We strongly believe that, in most cases, preclinical in vivo studies conducted without adequate protection against risks of bias (i.e., underpowered, without randomization, blinding, and pre-specified hypothesis and data analysis) are likely to generate results with little or no value irrespective of the financial, time and labor costs invested.

Yet, we do agree that there are situations when judgement is not black-or-white and a creative approach is to be identified and implemented to secure high rigor in the absence of certain conventional protective measures.

Our attention was caught by the following discussion by Everitt and colleagues (REF1):

“There are few topics in pathology as controversial as the issue of “blind reading of slides.” This is when the pathologist has no knowledge of the treatment group status of an individual animal during the histologic evaluation of a tissue section. The position of most pathologists, regulators, and pathology professional societies is that the pathologist should initially evaluate an animal with full knowledge of control and treatment group allocation (although information on the actual treatment can be withheld) and full individual animal data.”

Especially in the regulated research area where many histopathological assessments are conducted, nonclinical studies support important risk assessments or business decisions. In such cases, pathology peer review is recommended (REF2).

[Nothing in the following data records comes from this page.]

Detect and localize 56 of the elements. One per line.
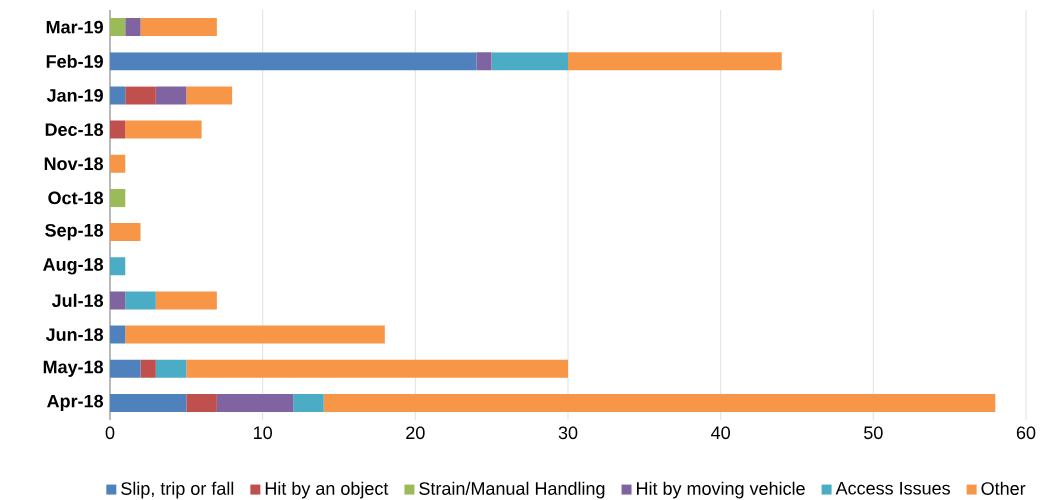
- bar: [216, 393, 294, 412]
- legend-label: Slip, trip or fall: [121, 481, 234, 499]
- y-tick-label: Jun-18: [45, 328, 104, 341]
- legend-label: Access Issues: [835, 482, 950, 495]
- y-tick-label: Sep-18: [45, 223, 104, 241]
- bar: [110, 120, 126, 139]
- bar: [125, 18, 141, 37]
- x-tick-label: 30: [558, 426, 578, 440]
- bar: [125, 325, 385, 344]
- bar: [491, 52, 568, 71]
- y-tick-label: Apr-18: [47, 394, 104, 412]
- bar: [110, 393, 187, 412]
- bar: [110, 359, 141, 378]
- x-tick-label: 50: [864, 426, 883, 440]
- y-tick-label: Aug-18: [43, 258, 104, 275]
- x-tick-label: 20: [406, 426, 425, 440]
- bar: [186, 393, 217, 412]
- y-tick-label: May-18: [43, 360, 104, 377]
- bar: [186, 359, 568, 378]
- y-tick-label: Feb-19: [46, 54, 103, 68]
- x-tick-label: 0: [105, 426, 115, 440]
- y-tick-label: Oct-18: [48, 191, 104, 205]
- y-tick-label: Jul-18: [51, 293, 104, 308]
- bar: [186, 86, 233, 105]
- x-tick-label: 10: [254, 426, 272, 440]
- bar: [155, 86, 187, 105]
- bar: [110, 325, 126, 344]
- bar: [155, 359, 187, 378]
- bar: [110, 291, 126, 310]
- bar: [125, 120, 202, 139]
- y-tick-label: Mar-19: [46, 20, 103, 34]
- y-tick-label: Dec-18: [45, 123, 104, 136]
- y-tick-label: Nov-18: [44, 157, 104, 171]
- legend-label: Other: [981, 481, 1026, 495]
- x-tick-label: 40: [711, 426, 730, 440]
- bar: [110, 188, 126, 207]
- bar: [110, 86, 126, 105]
- bar: [110, 18, 126, 37]
- bar: [140, 359, 156, 378]
- bar: [323, 393, 996, 412]
- bar: [476, 52, 492, 71]
- bar: [155, 291, 217, 310]
- legend-label: Strain/Manual Handling: [419, 481, 605, 499]
- bar: [125, 86, 156, 105]
- x-tick-label: 60: [1016, 426, 1036, 440]
- legend-label: Hit by an object: [265, 481, 389, 499]
- bar: [110, 154, 126, 173]
- bar: [110, 223, 141, 242]
- bar: [567, 52, 782, 71]
- bar: [125, 291, 156, 310]
- bar: [110, 52, 477, 71]
- bar: [110, 257, 126, 276]
- y-tick-label: Jan-19: [46, 89, 103, 102]
- legend-label: Hit by moving vehicle: [637, 481, 805, 499]
- bar: [293, 393, 324, 412]
- bar: [140, 18, 217, 37]
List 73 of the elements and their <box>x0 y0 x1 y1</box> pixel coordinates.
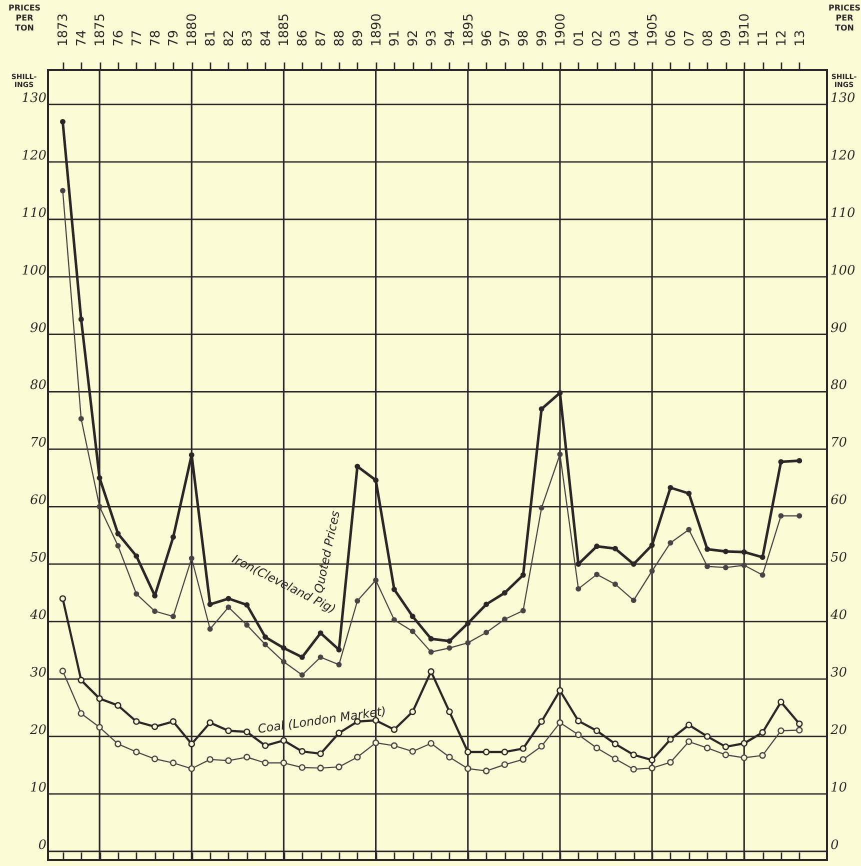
x-tick-label: 86 <box>296 30 311 46</box>
y-tick-label: 0 <box>38 838 46 853</box>
x-tick-label: 06 <box>664 30 679 46</box>
x-tick-label: 82 <box>222 30 237 46</box>
x-tick-label: 79 <box>166 30 182 46</box>
y2-tick-label: 90 <box>830 320 848 336</box>
x-tick-label: 93 <box>424 30 440 46</box>
y-tick-label: 90 <box>30 320 46 336</box>
y-tick-label: 130 <box>22 90 46 106</box>
x-tick-label: 02 <box>590 30 606 46</box>
x-tick-label: 74 <box>74 30 90 46</box>
x-tick-label: 87 <box>314 30 330 46</box>
x-tick-label: 1900 <box>553 13 568 46</box>
annotation: Coal (London Market) <box>257 704 387 736</box>
y2-tick-label: 70 <box>830 436 848 451</box>
y-tick-label: 10 <box>30 780 46 796</box>
x-tick-label: 1880 <box>185 13 200 46</box>
y-tick-label: 70 <box>30 436 46 451</box>
y2-tick-label: 0 <box>830 838 839 853</box>
y2-tick-label: 50 <box>830 550 848 566</box>
x-tick-label: 1895 <box>461 13 476 46</box>
y-tick-label: 120 <box>22 148 46 164</box>
y-axis-title: PRICES PER TON <box>8 4 41 32</box>
x-tick-label: 1890 <box>369 13 384 46</box>
y2-tick-label: 10 <box>830 780 848 796</box>
x-tick-label: 1910 <box>738 13 753 46</box>
x-tick-label: 13 <box>792 30 808 46</box>
x-tick-label: 1875 <box>93 13 108 46</box>
y-tick-label: 100 <box>22 263 46 278</box>
x-tick-label: 1885 <box>277 13 292 46</box>
x-tick-label: 92 <box>406 30 422 46</box>
y2-tick-label: 120 <box>830 148 856 164</box>
y-tick-label: 110 <box>22 206 46 221</box>
y2-tick-label: 60 <box>830 493 848 508</box>
x-tick-label: 91 <box>388 30 403 46</box>
y2-tick-label: 30 <box>830 666 848 681</box>
x-tick-label: 09 <box>719 30 734 46</box>
y-tick-label: 50 <box>30 550 46 566</box>
y-tick-label: 20 <box>28 722 46 738</box>
x-tick-label: 99 <box>535 30 550 46</box>
y2-tick-label: 20 <box>830 722 848 738</box>
x-tick-label: 88 <box>332 30 348 46</box>
x-tick-label: 01 <box>572 30 587 46</box>
y2-tick-label: 110 <box>830 206 856 221</box>
x-tick-label: 03 <box>608 30 624 46</box>
y-tick-label: 60 <box>30 493 46 508</box>
x-tick-label: 11 <box>756 30 772 46</box>
x-tick-label: 1873 <box>56 13 72 46</box>
annotation: Quoted Prices <box>311 510 343 594</box>
y2-tick-label: 40 <box>830 608 848 624</box>
y-tick-label: 80 <box>30 378 46 394</box>
x-tick-label: 84 <box>258 30 274 46</box>
x-tick-label: 78 <box>148 30 164 46</box>
x-tick-label: 83 <box>240 30 256 46</box>
x-tick-label: 07 <box>682 30 698 46</box>
x-tick-label: 04 <box>627 30 642 46</box>
x-tick-label: 12 <box>774 30 790 46</box>
x-tick-label: 89 <box>350 30 366 46</box>
x-tick-label: 76 <box>111 30 126 46</box>
x-tick-label: 81 <box>204 30 219 46</box>
y2-tick-label: 100 <box>830 263 856 278</box>
y2-tick-label: 130 <box>830 90 856 106</box>
y2-tick-label: 80 <box>830 378 848 394</box>
x-tick-label: 08 <box>700 30 716 46</box>
x-tick-label: 77 <box>130 30 145 46</box>
y-tick-label: 30 <box>30 666 46 681</box>
y-tick-label: 40 <box>28 608 46 624</box>
x-tick-label: 96 <box>480 30 495 46</box>
x-tick-label: 94 <box>442 30 458 46</box>
x-tick-label: 1905 <box>646 13 661 46</box>
x-tick-label: 98 <box>516 30 532 46</box>
y2-axis-title: PRICES PER TON <box>828 4 861 32</box>
x-tick-label: 97 <box>498 30 514 46</box>
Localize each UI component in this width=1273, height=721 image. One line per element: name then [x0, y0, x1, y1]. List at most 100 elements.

Given that histopathologic evaluation especially in the context of regulated research is a highly specialized endeavor, we trust that the experts in this field have reasons for subjecting only subsets of data to peer review (REF2REF3) and for not applying blinding – although masking slides after initial unblinded assessment to compare specific findings was found to minimize bias of histopathology studies (REF1).

Leaving the histopathology practices aside, there are several things that we can take from the discussion on blind reading of histopathology slides and that can benefit the design and conduct of nonregulated research, our primary area of focus:

Peer review is essentially a way to do a confirmatory analysis without conducting a separate confirmatory study. In other words, it allows to have both exploratory and confirmatory analyses with the same set of raw data. In certain fields of nonregulated research, a similar approach can be applied if three conditions are met:

  • Studies are fully reconstructable (i.e., all information about who, when and how has conducted the study with every step in data collection and processing properly documented);
  • Raw data are properly recorded and stored (i.e., following common standards such as ALCOA; REF4); and
  • Raw data sets along with the data analysis plan (and tools, if necessary!) are made available to scientists maximally independent from the originator team.

The latter notion of independent “peer reviewers” is particularly important. We often hear that these days even large biopharma prefers to outsource most preclinical safety GLP studies. It is then argued that CROs are not biased by the project hypotheses or the pressure to advance the drug product along the development funnel. Indeed, assuming adherence to all applicable business and regulated research standards (all verifiable!), outcome of a toxicological study does not have an impact on whether a CRO will be contracted again by the same sponsor.  

In the non-regulated research environment, it is more difficult to achieve such independence. For example, even if the best business and research standards have been maintained, a negative outcome of a study may have an undesired impact (e.g., if a positive control fails, a model or research method will be deemed as not reliable enough and the performing team may get into trouble). Thus, the role of “independent peer reviewers” should be assigned to reviewers, editors and eventually readers who are given full access to all data and analyses supporting the conclusions presented in the research report. 

Thus, there are cases when blinding is not applied but the resulting risk of bias can be effectively mitigated by high-quality management of data (including all meta-data) and data sharing (as open as possible).